The Nonacho Lake area of the South Rae craton, Northwest Territories, consists of ca. 1.91-1.82 Ga conglomerate, sandstone and mudstone of the Nonacho Group unconformably overlying Archean to Paleoproterozoic granitic and gneissic basement rocks. The Nonacho Group is interpreted as a mostly fluvial sequence deposited in a sinistral strike-slip basin.
There is a substantial metamorphic break between the 2.05-1.92 Ga greenschist-facies metamorphism in the Porter domain 45 km east of Nonacho Lake and the 2.08-1.95 granulite-facies metamorphism in the southwestern Taltson Magmatic Zone west of Nonacho Lake. This metamorphic discontinuity suggests the presence of a significant structure between the Taltson basement complex (Tbc) and the Porter domain. Moreover, the ca. 2.4 Ga (Hbl) and 2.3 Ga (Bt) 40Ar/39Ar cooling ages recorded in the Porter domain contrast with the younger (ca. 1.85 Ga) cooling ages recorded in the Tbc, and necessitate the presence of a major structure that accommodated the ca. 1.85 Ga exhumation of the 2.08-1.95 Ga high-grade metamorphic rocks of the Tbc.

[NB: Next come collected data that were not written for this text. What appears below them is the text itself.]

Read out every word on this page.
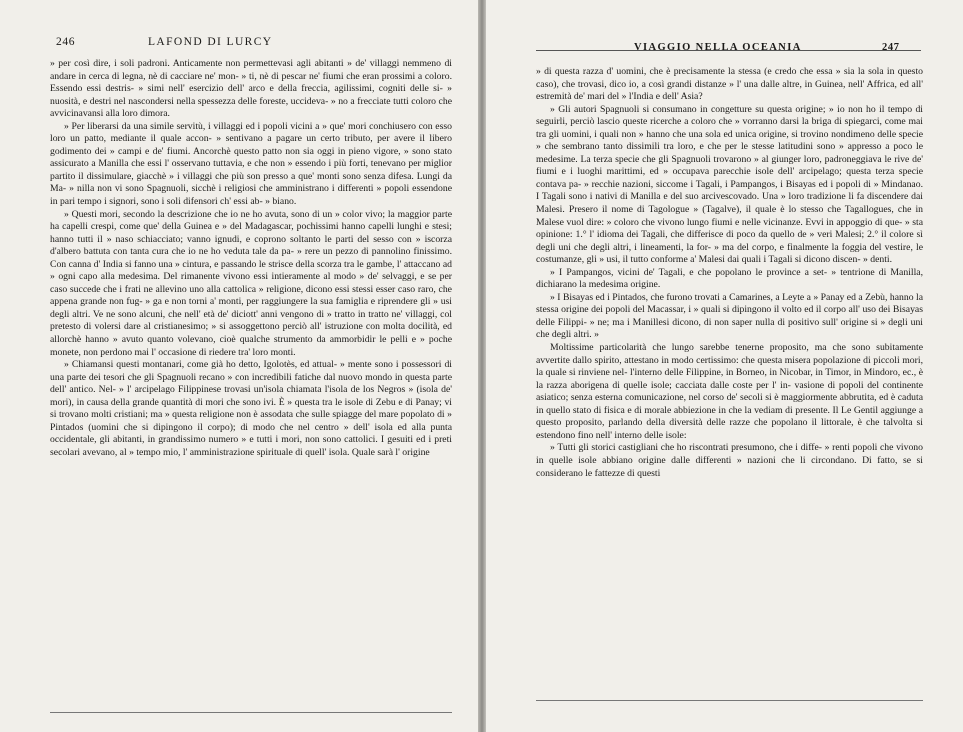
246	LAFOND DI LURCY

» per così dire, i soli padroni. Anticamente non permettevasi agli abitanti » de' villaggi nemmeno di andare in cerca di legna, nè di cacciare ne' mon- » ti, nè di pescar ne' fiumi che eran prossimi a coloro. Essendo essi destris- » simi nell' esercizio dell' arco e della freccia, agilissimi, cogniti delle si- » nuosità, e destri nel nascondersi nella spessezza delle foreste, uccideva- » no a frecciate tutti coloro che avvicinavansi alla loro dimora.

» Per liberarsi da una simile servitù, i villaggi ed i popoli vicini a » que' mori conchiusero con esso loro un patto, mediante il quale accon- » sentivano a pagare un certo tributo, per avere il libero godimento dei » campi e de' fiumi. Ancorchè questo patto non sia oggi in pieno vigore, » sono stato assicurato a Manilla che essi l' osservano tuttavia, e che non » essendo i più forti, tenevano per miglior partito il dissimulare, giacchè » i villaggi che più son presso a que' monti sono senza difesa. Lungi da Ma- » nilla non vi sono Spagnuoli, sicchè i religiosi che amministrano i differenti » popoli essendone in pari tempo i signori, sono i soli difensori ch' essi ab- » biano.

» Questi mori, secondo la descrizione che io ne ho avuta, sono di un » color vivo; la maggior parte ha capelli crespi, come que' della Guinea e » del Madagascar, pochissimi hanno capelli lunghi e stesi; hanno tutti il » naso schiacciato; vanno ignudi, e coprono soltanto le parti del sesso con » iscorza d'albero battuta con tanta cura che io ne ho veduta tale da pa- » rere un pezzo di pannolino finissimo. Con canna d' India si fanno una » cintura, e passando le strisce della scorza tra le gambe, l' attaccano ad » ogni capo alla medesima. Del rimanente vivono essi intieramente al modo » de' selvaggi, e se per caso succede che i frati ne allevino uno alla cattolica » religione, dicono essi stessi esser caso raro, che appena grande non fug- » ga e non torni a' monti, per raggiungere la sua famiglia e riprendere gli » usi degli altri. Ve ne sono alcuni, che nell' età de' diciott' anni vengono di » tratto in tratto ne' villaggi, col pretesto di volersi dare al cristianesimo; » si assoggettono perciò all' istruzione con molta docilità, ed allorchè hanno » avuto quanto volevano, cioè qualche strumento da ammorbidir le pelli e » poche monete, non perdono mai l' occasione di riedere tra' loro monti.

» Chiamansi questi montanari, come già ho detto, Igolotès, ed attual- » mente sono i possessori di una parte dei tesori che gli Spagnuoli recano » con incredibili fatiche dal nuovo mondo in questa parte dell' antico. Nel- » l' arcipelago Filippinese trovasi un'isola chiamata l'isola de los Negros » (isola de' mori), in causa della grande quantità di mori che sono ivi. È » questa tra le isole di Zebu e di Panay; vi si trovano molti cristiani; ma » questa religione non è assodata che sulle spiagge del mare popolato di » Pintados (uomini che si dipingono il corpo); di modo che nel centro » dell' isola ed alla punta occidentale, gli abitanti, in grandissimo numero » e tutti i mori, non sono cattolici. I gesuiti ed i preti secolari avevano, al » tempo mio, l' amministrazione spirituale di quell' isola. Quale sarà l' origine

VIAGGIO NELLA OCEANIA	247

» di questa razza d' uomini, che è precisamente la stessa (e credo che essa » sia la sola in questo caso), che trovasi, dico io, a così grandi distanze » l' una dalle altre, in Guinea, nell' Affrica, ed all' estremità de' mari del » l'India e dell' Asia?

» Gli autori Spagnuoli si consumano in congetture su questa origine; » io non ho il tempo di seguirli, perciò lascio queste ricerche a coloro che » vorranno darsi la briga di spiegarci, come mai tra gli uomini, i quali non » hanno che una sola ed unica origine, si trovino nondimeno delle specie » che sembrano tanto dissimili tra loro, e che per le stesse latitudini sono » appresso a poco le medesime. La terza specie che gli Spagnuoli trovarono » al giunger loro, padroneggiava le rive de' fiumi e i luoghi marittimi, ed » occupava parecchie isole dell' arcipelago; questa terza specie contava pa- » recchie nazioni, siccome i Tagali, i Pampangos, i Bisayas ed i popoli di » Mindanao. I Tagali sono i nativi di Manilla e del suo arcivescovado. Una » loro tradizione li fa discendere dai Malesi. Presero il nome di Tagologue » (Tagalve), il quale è lo stesso che Tagallogues, che in Malese vuol dire: » coloro che vivono lungo fiumi e nelle vicinanze. Evvi in appoggio di que- » sta opinione: 1.° l' idioma dei Tagali, che differisce di poco da quello de » veri Malesi; 2.° il colore sì degli uni che degli altri, i lineamenti, la for- » ma del corpo, e finalmente la foggia del vestire, le costumanze, gli » usi, il tutto conforme a' Malesi dai quali i Tagali si dicono discen- » denti.

» I Pampangos, vicini de' Tagali, e che popolano le province a set- » tentrione di Manilla, dichiarano la medesima origine.

» I Bisayas ed i Pintados, che furono trovati a Camarines, a Leyte a » Panay ed a Zebù, hanno la stessa origine dei popoli del Macassar, i » quali si dipingono il volto ed il corpo all' uso dei Bisayas delle Filippi- » ne; ma i Manillesi dicono, di non saper nulla di positivo sull' origine si » degli uni che degli altri. »

Moltissime particolarità che lungo sarebbe tenerne proposito, ma che sono subitamente avvertite dallo spirito, attestano in modo certissimo: che questa misera popolazione di piccoli mori, la quale si rinviene nel- l'interno delle Filippine, in Borneo, in Nicobar, in Timor, in Mindoro, ec., è la razza aborigena di quelle isole; cacciata dalle coste per l' in- vasione di popoli del continente asiatico; senza esterna comunicazione, nel corso de' secoli si è maggiormente abbrutita, ed è caduta in quello stato di fisica e di morale abbiezione in che la vediam di presente. Il Le Gentil aggiunge a questo proposito, parlando della diversità delle razze che popolano il littorale, è che talvolta si estendono fino nell' interno delle isole:

» Tutti gli storici castigliani che ho riscontrati presumono, che i diffe- » renti popoli che vivono in quelle isole abbiano origine dalle differenti » nazioni che li circondano. Di fatto, se si considerano le fattezze di questi
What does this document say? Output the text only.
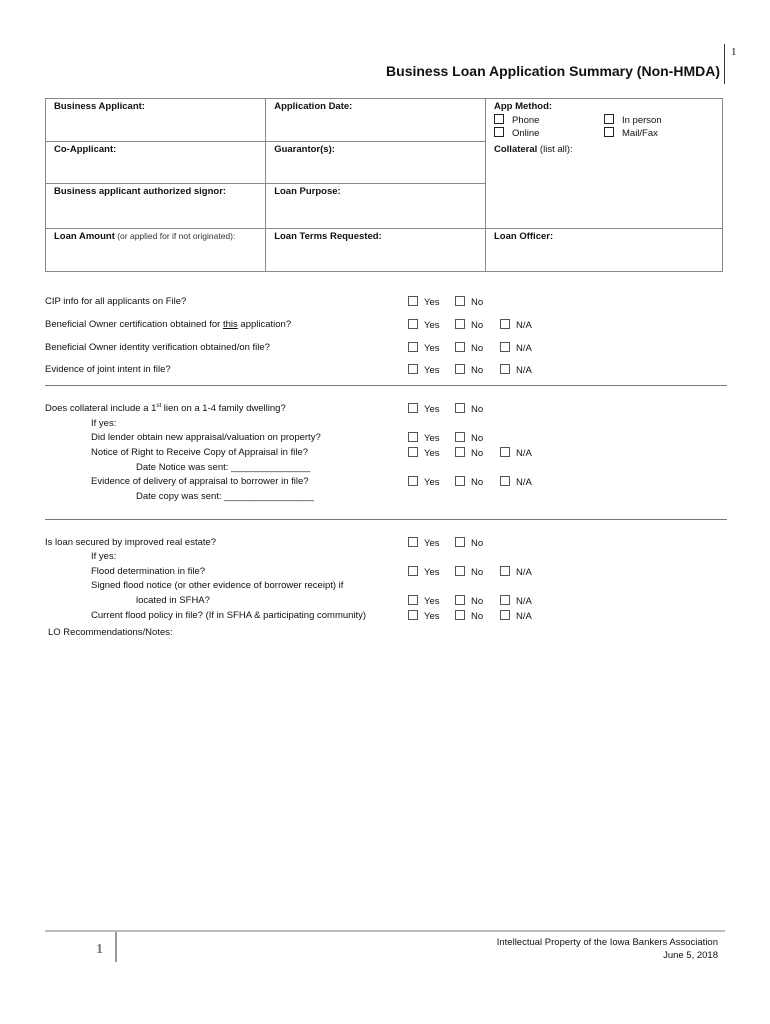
1
Business Loan Application Summary (Non-HMDA)
Business Applicant:	Application Date:	App Method:
Phone In person
Online Mail/Fax

Co-Applicant:	Guarantor(s):	Collateral (list all):
Business applicant authorized signor:	Loan Purpose:	
Loan Amount (or applied for if not originated):	Loan Terms Requested:	Loan Officer:
CIP info for all applicants on File?	Yes	No
Beneficial Owner certification obtained for this application?	Yes	No	N/A
Beneficial Owner identity verification obtained/on file?	Yes	No	N/A
Evidence of joint intent in file?	Yes	No	N/A
Does collateral include a 1st lien on a 1-4 family dwelling?	Yes	No
If yes:
Did lender obtain new appraisal/valuation on property?	Yes	No
Notice of Right to Receive Copy of Appraisal in file?	Yes	No	N/A
Date Notice was sent: _______________
Evidence of delivery of appraisal to borrower in file?	Yes	No	N/A
Date copy was sent: _________________
Is loan secured by improved real estate?	Yes	No
If yes:
Flood determination in file?	Yes	No	N/A
Signed flood notice (or other evidence of borrower receipt) if
located in SFHA?	Yes	No	N/A
Current flood policy in file? (If in SFHA & participating community)	Yes	No	N/A
LO Recommendations/Notes:
1	Intellectual Property of the Iowa Bankers Association
June 5, 2018
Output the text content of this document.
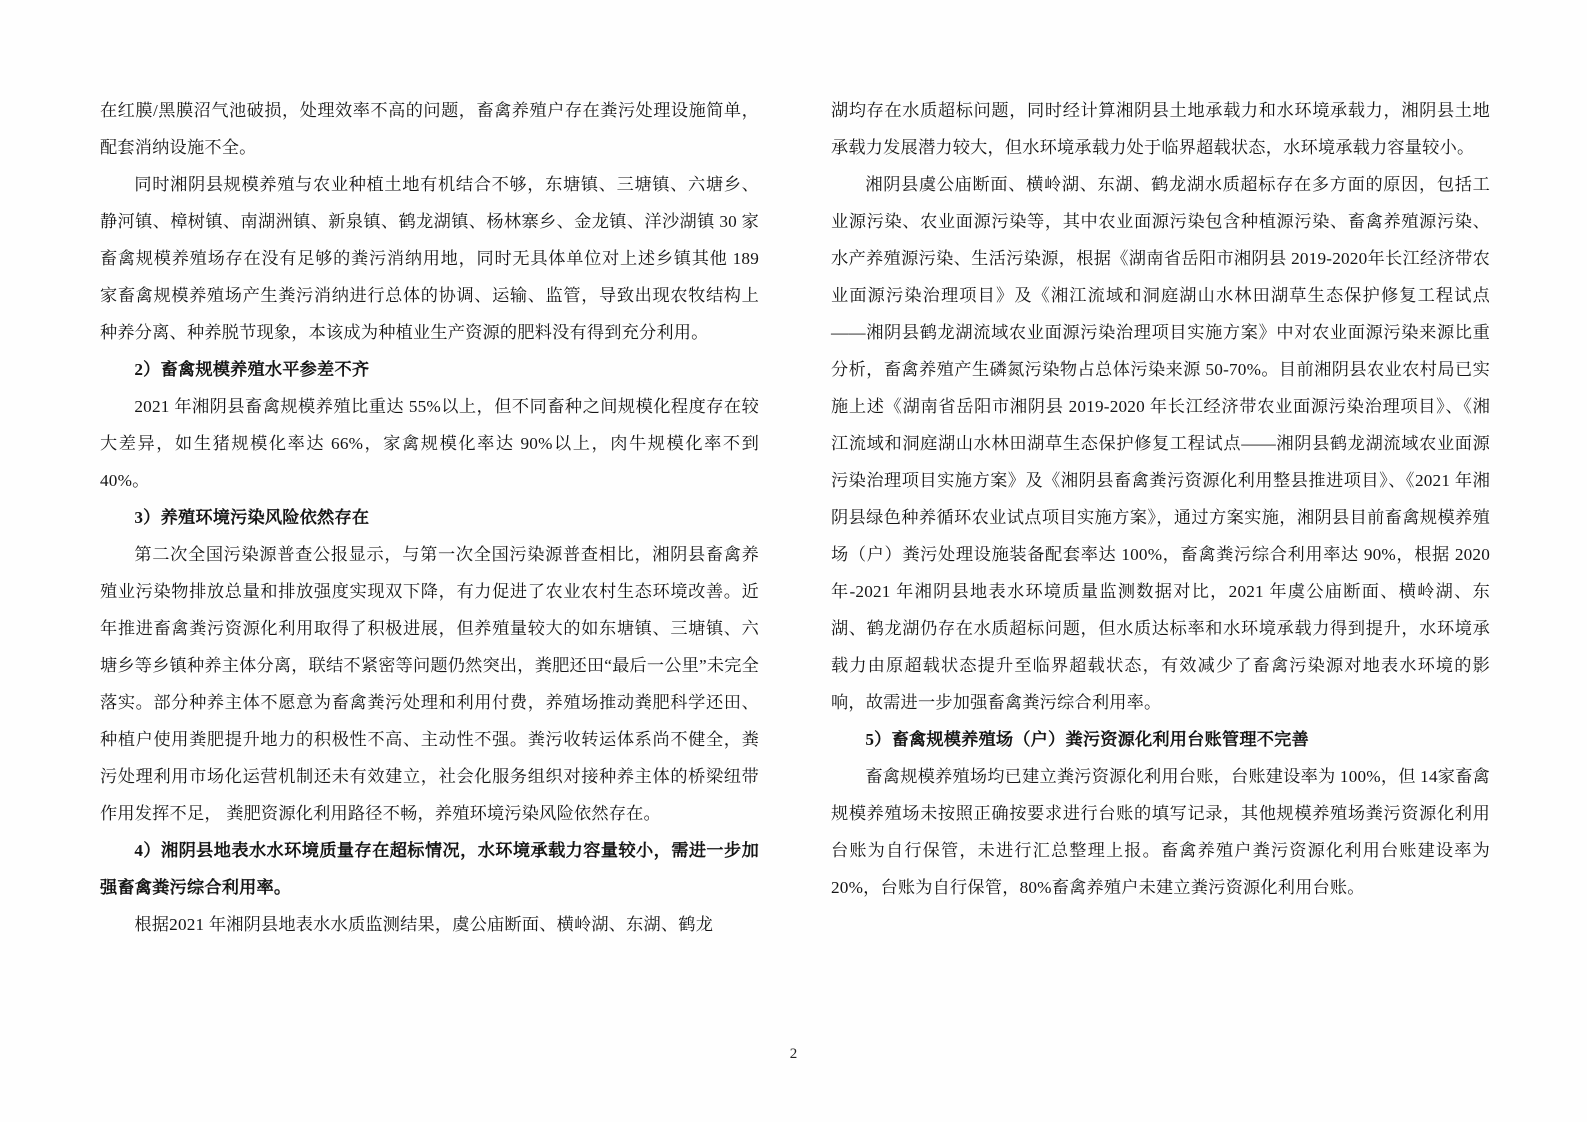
在红膜/黑膜沼气池破损，处理效率不高的问题，畜禽养殖户存在粪污处理设施简单，配套消纳设施不全。

同时湘阴县规模养殖与农业种植土地有机结合不够，东塘镇、三塘镇、六塘乡、静河镇、樟树镇、南湖洲镇、新泉镇、鹤龙湖镇、杨林寨乡、金龙镇、洋沙湖镇 30 家畜禽规模养殖场存在没有足够的粪污消纳用地，同时无具体单位对上述乡镇其他 189 家畜禽规模养殖场产生粪污消纳进行总体的协调、运输、监管，导致出现农牧结构上种养分离、种养脱节现象，本该成为种植业生产资源的肥料没有得到充分利用。

2）畜禽规模养殖水平参差不齐

2021 年湘阴县畜禽规模养殖比重达 55%以上，但不同畜种之间规模化程度存在较大差异，如生猪规模化率达 66%，家禽规模化率达 90%以上，肉牛规模化率不到 40%。

3）养殖环境污染风险依然存在

第二次全国污染源普查公报显示，与第一次全国污染源普查相比，湘阴县畜禽养殖业污染物排放总量和排放强度实现双下降，有力促进了农业农村生态环境改善。近年推进畜禽粪污资源化利用取得了积极进展，但养殖量较大的如东塘镇、三塘镇、六塘乡等乡镇种养主体分离，联结不紧密等问题仍然突出，粪肥还田“最后一公里”未完全落实。部分种养主体不愿意为畜禽粪污处理和利用付费，养殖场推动粪肥科学还田、种植户使用粪肥提升地力的积极性不高、主动性不强。粪污收转运体系尚不健全，粪污处理利用市场化运营机制还未有效建立，社会化服务组织对接种养主体的桥梁纽带作用发挥不足， 粪肥资源化利用路径不畅，养殖环境污染风险依然存在。

4）湘阴县地表水水环境质量存在超标情况，水环境承载力容量较小，需进一步加强畜禽粪污综合利用率。

根据2021 年湘阴县地表水水质监测结果，虞公庙断面、横岭湖、东湖、鹤龙

湖均存在水质超标问题，同时经计算湘阴县土地承载力和水环境承载力，湘阴县土地承载力发展潜力较大，但水环境承载力处于临界超载状态，水环境承载力容量较小。

湘阴县虞公庙断面、横岭湖、东湖、鹤龙湖水质超标存在多方面的原因，包括工业源污染、农业面源污染等，其中农业面源污染包含种植源污染、畜禽养殖源污染、水产养殖源污染、生活污染源，根据《湖南省岳阳市湘阴县 2019-2020年长江经济带农业面源污染治理项目》及《湘江流域和洞庭湖山水林田湖草生态保护修复工程试点——湘阴县鹤龙湖流域农业面源污染治理项目实施方案》中对农业面源污染来源比重分析，畜禽养殖产生磷氮污染物占总体污染来源 50-70%。目前湘阴县农业农村局已实施上述《湖南省岳阳市湘阴县 2019-2020 年长江经济带农业面源污染治理项目》、《湘江流域和洞庭湖山水林田湖草生态保护修复工程试点——湘阴县鹤龙湖流域农业面源污染治理项目实施方案》及《湘阴县畜禽粪污资源化利用整县推进项目》、《2021 年湘阴县绿色种养循环农业试点项目实施方案》，通过方案实施，湘阴县目前畜禽规模养殖场（户）粪污处理设施装备配套率达 100%，畜禽粪污综合利用率达 90%，根据 2020 年-2021 年湘阴县地表水环境质量监测数据对比，2021 年虞公庙断面、横岭湖、东湖、鹤龙湖仍存在水质超标问题，但水质达标率和水环境承载力得到提升，水环境承载力由原超载状态提升至临界超载状态，有效减少了畜禽污染源对地表水环境的影响，故需进一步加强畜禽粪污综合利用率。

5）畜禽规模养殖场（户）粪污资源化利用台账管理不完善

畜禽规模养殖场均已建立粪污资源化利用台账，台账建设率为 100%，但 14家畜禽规模养殖场未按照正确按要求进行台账的填写记录，其他规模养殖场粪污资源化利用台账为自行保管，未进行汇总整理上报。畜禽养殖户粪污资源化利用台账建设率为 20%，台账为自行保管，80%畜禽养殖户未建立粪污资源化利用台账。

2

The goal of this project is to investigate the deformation history of the western flank of the South Rae craton, in the Nonacho Lake area, by constraining the geometry, kinematics and timing of major domain-bounding structures, documenting the exhumation history of the crustal blocks, and examining potential temporal and spatial links between these major structures and structures that host polymetallic (Cu-Au-Ag) and U+/-REE mineralization. Detailed mapping during the 2019 field season involved ground truthing of structures delineated from aeromagnetic data. This revealed three major SW-striking ductile shear zones, informally termed the Udder Island shear zone, Magrum Lake shear zone, and Gray Lake shear zone. Located along the western flank of the Nonacho group, the Udder Island shear zone is 1-2 km wide with a strike length of at least 70 km and likely extends as far as the Athabasca basin in Saskatchewan. The shear strain is most notable within siltstone of the Chief Nataway formation and some basement units. The zone dips steeply to the NW and displays a strong sub-horizontal stretching lineation and ubiquitous sinistral shear sense indicators. The 2-3 km wide Magrum Lake shear zone bounds the eastern margin of the Nonacho Group and has been traced for at least 30 km. Sandstone and basement units have a steeply NW-dipping shear fabric and stretching lineations plunging shallowly to the SSW, that indicate oblique normal and sinistral movement. The Gray Lake shear zone consists of K-feldspar porphyritic granite and tonalite-amphibolite gneiss with a steeply NW-dipping shear fabric, and appears to separate the higher-grade Archean rocks of the Porter domain from the lower-grade rocks to the west.
Future work will include: 1) 40Ar/39Ar thermochronology to constrain timing of basement uplifts and delineate crustal-scale boundaries; 2) U-Pb geochronology of syn-to-post tectonic granitic dykes to constrain timing of deformation and shear zone development.